Effettivamente Milano era una città in rivolta. Gli animi erano esasperati e dalle lamentele si era passati
ai fatti che si erano precisati come assalti ai forni. Non era solo la città, ma tutto il territorio lombardo
soggetto agli Spagnoli a soffrire la fame, ad essere investito dalla carestia. C'erano all'origine dei fatti
naturali: c'era stata una grande siccità, molte terre poi erano state abbandonate dai signori, la guerra del
Monferrato e di Mantova per la successione ai Gonzaga, attraverso lo spreco che è proprio degli eserciti
e attraverso le razzie distruttive compiute dai mercenari, procurava perdite e dissennato consumo di un
bene fattosi raro: ma erano anche responsabilità degli uomini al potere con la loro insipienza e la loro
incapacità di concreti provvedimenti. Questi avevano potenziato e complicato le situazioni imposte dalle
avversità naturali. Il governatore don Gonzalo, tutto preso dalla guerra, conduceva l'assedio alla città di
Casale e si disinteressava di Milano; il vice governatore Ferrer era un demagogo. Prima pose un calmiere
al pane obbedendo alle richieste dei fornai; poi, premuto dalla protesta popolare, abbassò il prezzo del
pane. La mattina in cui Renzo giunse a Milano era stato ordinato l'aumento del prezzo del pane. Una folla
di proporzioni sempre più vaste si raccolse prima in piazza Duomo. La scintilla della rivolta viene data da
un ragazzo di fornaio che porta il pane in casa dei signori: è il primo assalto. Di qui si passa al vicino forno
delle grucce. A questo punto interviene la polizia: il capitano di giustizia, affacciatosi ad una finestra per
invitare la folla a tornare alla calma e a casa, viene raggiunto da un sasso alla fronte che lo costringe ad
una rapida ritirata. Il forno è assaltato e saccheggiato. Dalle parole che sente, Renzo comprende che il
responsabile della mancanza di pane è il vicario di provvisione, addetto agli approvvigionamenti della
città. Renzo è ormai uno della folla e dalla stessa è trascinato fin in piazza del duomo. A questo punto
come obbedendo ad un perentorio ordine la folla si scarica verso la casa del vicario.

CAPITOLO XIII

Il vicario aveva cominciato a sentire le conseguenze della sommossa. sulla sua tavola non era arrivato il
pane fresco e lui stava facendo una digestione agra e stentata. D 'un tratto sente venire delle voci, poi la
voce possente della folla che si muove con il ritmo di un torrente inarrestabile.
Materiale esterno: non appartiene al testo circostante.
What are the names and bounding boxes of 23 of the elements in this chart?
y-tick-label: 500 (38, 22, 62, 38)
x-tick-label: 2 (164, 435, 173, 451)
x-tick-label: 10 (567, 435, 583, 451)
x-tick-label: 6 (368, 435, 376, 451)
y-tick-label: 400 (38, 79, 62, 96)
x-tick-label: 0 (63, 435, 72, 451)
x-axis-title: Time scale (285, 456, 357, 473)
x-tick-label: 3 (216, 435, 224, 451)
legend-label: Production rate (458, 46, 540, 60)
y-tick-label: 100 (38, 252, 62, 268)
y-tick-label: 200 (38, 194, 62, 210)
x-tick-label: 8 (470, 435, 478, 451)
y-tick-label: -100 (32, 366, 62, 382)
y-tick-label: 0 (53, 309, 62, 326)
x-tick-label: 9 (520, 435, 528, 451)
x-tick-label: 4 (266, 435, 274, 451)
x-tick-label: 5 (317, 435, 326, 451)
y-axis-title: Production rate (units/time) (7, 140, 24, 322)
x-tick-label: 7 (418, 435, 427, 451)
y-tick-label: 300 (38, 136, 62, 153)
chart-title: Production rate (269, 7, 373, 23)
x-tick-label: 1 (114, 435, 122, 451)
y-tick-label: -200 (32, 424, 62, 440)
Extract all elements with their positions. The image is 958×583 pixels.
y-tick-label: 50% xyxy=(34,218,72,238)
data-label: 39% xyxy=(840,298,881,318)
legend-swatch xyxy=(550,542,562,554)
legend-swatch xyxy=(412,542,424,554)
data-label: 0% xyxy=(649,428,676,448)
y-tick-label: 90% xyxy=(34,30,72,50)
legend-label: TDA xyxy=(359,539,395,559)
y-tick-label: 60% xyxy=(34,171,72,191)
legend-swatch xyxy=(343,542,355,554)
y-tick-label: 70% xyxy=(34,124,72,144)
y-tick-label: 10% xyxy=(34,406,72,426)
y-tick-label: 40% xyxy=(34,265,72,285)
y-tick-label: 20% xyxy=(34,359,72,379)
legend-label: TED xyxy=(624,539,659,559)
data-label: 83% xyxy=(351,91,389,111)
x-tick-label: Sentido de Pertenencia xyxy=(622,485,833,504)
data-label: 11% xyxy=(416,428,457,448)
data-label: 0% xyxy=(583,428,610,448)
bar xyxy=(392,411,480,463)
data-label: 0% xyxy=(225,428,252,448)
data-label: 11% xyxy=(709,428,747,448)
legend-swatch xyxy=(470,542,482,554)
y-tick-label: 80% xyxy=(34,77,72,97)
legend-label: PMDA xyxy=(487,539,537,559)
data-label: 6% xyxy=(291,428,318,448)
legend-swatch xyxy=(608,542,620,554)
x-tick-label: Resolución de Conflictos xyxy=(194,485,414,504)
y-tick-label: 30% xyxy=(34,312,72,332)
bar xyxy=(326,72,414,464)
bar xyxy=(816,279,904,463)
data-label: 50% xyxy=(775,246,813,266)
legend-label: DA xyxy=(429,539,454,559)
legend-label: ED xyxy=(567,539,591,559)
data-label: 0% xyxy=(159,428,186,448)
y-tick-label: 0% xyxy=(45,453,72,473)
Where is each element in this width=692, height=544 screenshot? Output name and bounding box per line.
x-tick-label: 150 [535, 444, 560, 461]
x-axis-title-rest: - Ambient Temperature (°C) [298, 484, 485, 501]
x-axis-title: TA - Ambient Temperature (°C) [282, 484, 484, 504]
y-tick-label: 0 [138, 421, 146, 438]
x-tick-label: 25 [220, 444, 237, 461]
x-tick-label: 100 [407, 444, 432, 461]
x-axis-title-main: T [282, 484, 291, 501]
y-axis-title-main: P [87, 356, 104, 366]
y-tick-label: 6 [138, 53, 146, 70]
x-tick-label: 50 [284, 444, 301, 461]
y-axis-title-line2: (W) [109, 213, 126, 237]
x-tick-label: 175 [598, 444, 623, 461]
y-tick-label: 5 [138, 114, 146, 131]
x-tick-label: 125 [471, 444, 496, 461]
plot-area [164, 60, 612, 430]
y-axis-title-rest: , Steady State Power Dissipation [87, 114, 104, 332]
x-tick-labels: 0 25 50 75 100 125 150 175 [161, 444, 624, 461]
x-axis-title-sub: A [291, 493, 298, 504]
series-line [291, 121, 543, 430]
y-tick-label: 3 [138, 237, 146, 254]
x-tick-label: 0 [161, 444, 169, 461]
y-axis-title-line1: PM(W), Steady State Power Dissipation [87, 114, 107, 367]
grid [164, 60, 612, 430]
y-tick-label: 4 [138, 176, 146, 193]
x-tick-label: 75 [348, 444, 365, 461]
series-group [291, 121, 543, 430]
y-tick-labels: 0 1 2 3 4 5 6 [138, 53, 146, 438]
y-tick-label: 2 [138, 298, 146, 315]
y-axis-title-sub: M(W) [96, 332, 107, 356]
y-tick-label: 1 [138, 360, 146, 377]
I servitori provvedono a
chiudere porte e finestre e a barricarsi in casa: il vicario, preso da paura, si raccomanda a tutti e crede di
trovare salvezza in soffitta. Renzo che, ormai, è entrato dentro la psicologia della folla e si accorge che
questa si muove per una richiesta di giustizia, parteggia per essa, ma non è d'accordo quando sente
alzarsi delle voci che chiedono la morte del vicario. E ad alta voce dice la sua disapprovazione: scambiato
per un partigiano dei vicario, si sottrae alla folla solo perché l'attenzione generale è attratta dalla voce
che dice che sta per arrivare il cancelliere Ferrer, l'amico del popolo: viene, dicono, a portare in carcere il
vicario.riassunto del capitolo 13 dei Promessi SposiFerrer si affaccia agli sportelli della carrozza
distribuendo sorrisi e gesti affettuosi di saluto: a tutti dà ragione, al cocchiere in spagnolo consiglia fretta
e prudenza. Renzo che, dalla folla, ha saputo che Ferrer è l'uomo della giustizia, un uomo che va bene
anche per lui che ha subito da poco una grave ingiustizia, si dà da fare per creare spazio alla carrozza di
Ferrer. Si trova a lui vicino, recita la parte del protagonista, fa da battistrada. Ferrer, giunto alla porta del
palazzo del vicario, si fa aprire e senza che la gente s'avveda fa entrare nella carrozza il vicario ed inizia il
viaggio di ritorno. Stavolta le cose vanno più rapidamente: i sorrisi si sprecano, la folla è più che mai certa
che le cose stanno per cambiare. L'angoscia è tutta concentrata nel vicario che, in fondo alla carrozza,
dice che vuoi tirarsi via dalla politica per andare a vivere in una montagna, in una grotta, a far l'eremita.